In addressing the nature and extent of clerical participation,
The Bully Pulpit asks the following questions: How do
different groups of ministers see their role in politics? What
activities do they approve or disapprove? How active are Protestant
clergy in politics? What factors account for the level and kinds
of participation? Do the patterns of clerical activism discovered
in the 1960s and 1970s persist today?
The authors discover that theological traditionalists emphasize
moral reform and tend to specialize in making pronouncements
in religious settings, while modernists stress social justice
issues and engage in a wider range of political activities, inside
and outside the church. They find that "New Breed"

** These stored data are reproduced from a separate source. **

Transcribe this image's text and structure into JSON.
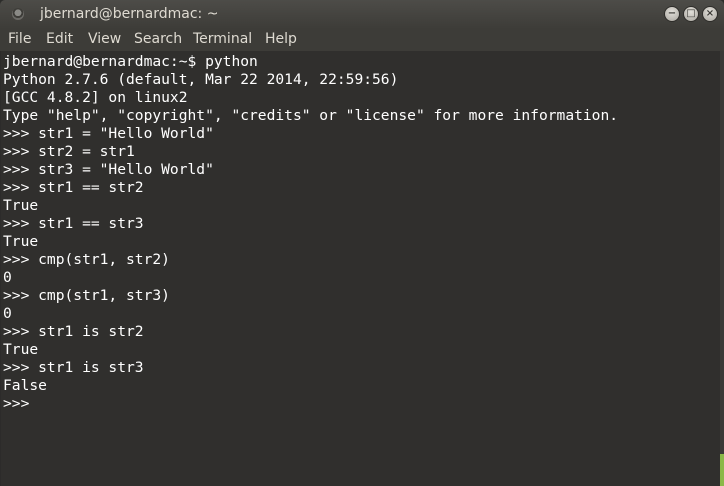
{
  "window": {
    "title": "jbernard@bernardmac: ~"
  },
  "controls": {
    "minimize": "−",
    "maximize": "□",
    "close": "×"
  },
  "menu": [
    "File",
    "Edit",
    "View",
    "Search",
    "Terminal",
    "Help"
  ],
  "terminal": {
    "lines": [
      "jbernard@bernardmac:~$ python",
      "Python 2.7.6 (default, Mar 22 2014, 22:59:56)",
      "[GCC 4.8.2] on linux2",
      "Type \"help\", \"copyright\", \"credits\" or \"license\" for more information.",
      ">>> str1 = \"Hello World\"",
      ">>> str2 = str1",
      ">>> str3 = \"Hello World\"",
      ">>> str1 == str2",
      "True",
      ">>> str1 == str3",
      "True",
      ">>> cmp(str1, str2)",
      "0",
      ">>> cmp(str1, str3)",
      "0",
      ">>> str1 is str2",
      "True",
      ">>> str1 is str3",
      "False",
      ">>> "
    ]
  },
  "colors": {
    "titlebar": "#3d3c38",
    "terminal_bg": "#302f2d",
    "text": "#ffffff",
    "scroll_thumb": "#8ab848"
  }
}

liberals have continued the mainline Protestant activism of the
1960s and '70s, but that Christian Right activists have become
just as numerous, drawn from the ranks of previously inactive
evangelical clergy. Their book offers a balanced assessment of
political activity among both clergy at the end of the century
and helps us understand the current relationship between church
and state in America.
"This book should convince even skeptics that religious
ideas have practical consequences. The authors reveal the elective
affinity between conservative theology and political conservatism
on the one hand and liberal theology and political liberalism
on the other. But their story is far from simple. Combining vignettes
and survey data, they also reveal the subtle interplay of beliefs
and social factors. A valuable book."--Leo P. Ribuffo,
author of The Old Christian Right
"A fine book that provides invaluable help as we struggle
to understand the contemporary political role of the Prostestant
clergy, America's most underappreciated political elite."--Ken
Wald, author of Religion and Politics in the United States
"The premier empirical analysts on the role of religion
in American politics provide solid factual evidence on the theological
orientations, social philosophies, and party alignments of ministers
in eight Protestant denominations. Their findings brilliantly
illuminate the roots of political behavior in contrasting theological
persuasions."--A. James Reichley, author of The
Life of the Parties
JAMES L. GUTH is professor of political science at
Furman University and coeditor (with John C. Green) of The
Bible and the Ballot Box.
JOHN C. GREEN, professor of political science at the University
of Akron, is the coeditor of Responsible
Partisanship? The Evolution of American Political Parties Since
1950, and Religion and the Culture Wars.
CORWIN E. SMIDT teaches political science at Calvin
College and is the coeditor of Contemporary Evangelical Political
Involvement: An Analysis and Assessment.
LYMAN A. KELLSTEDT teaches political science at Wheaton
College and is the coeditor of Rediscovering the Religious
Factor in American Politics.
MARGARET M. POLOMA teaches sociology at the University
of Akron and is the author of The Assemblies of God at the
Crossroads: Charisma and Institutional Dilemma.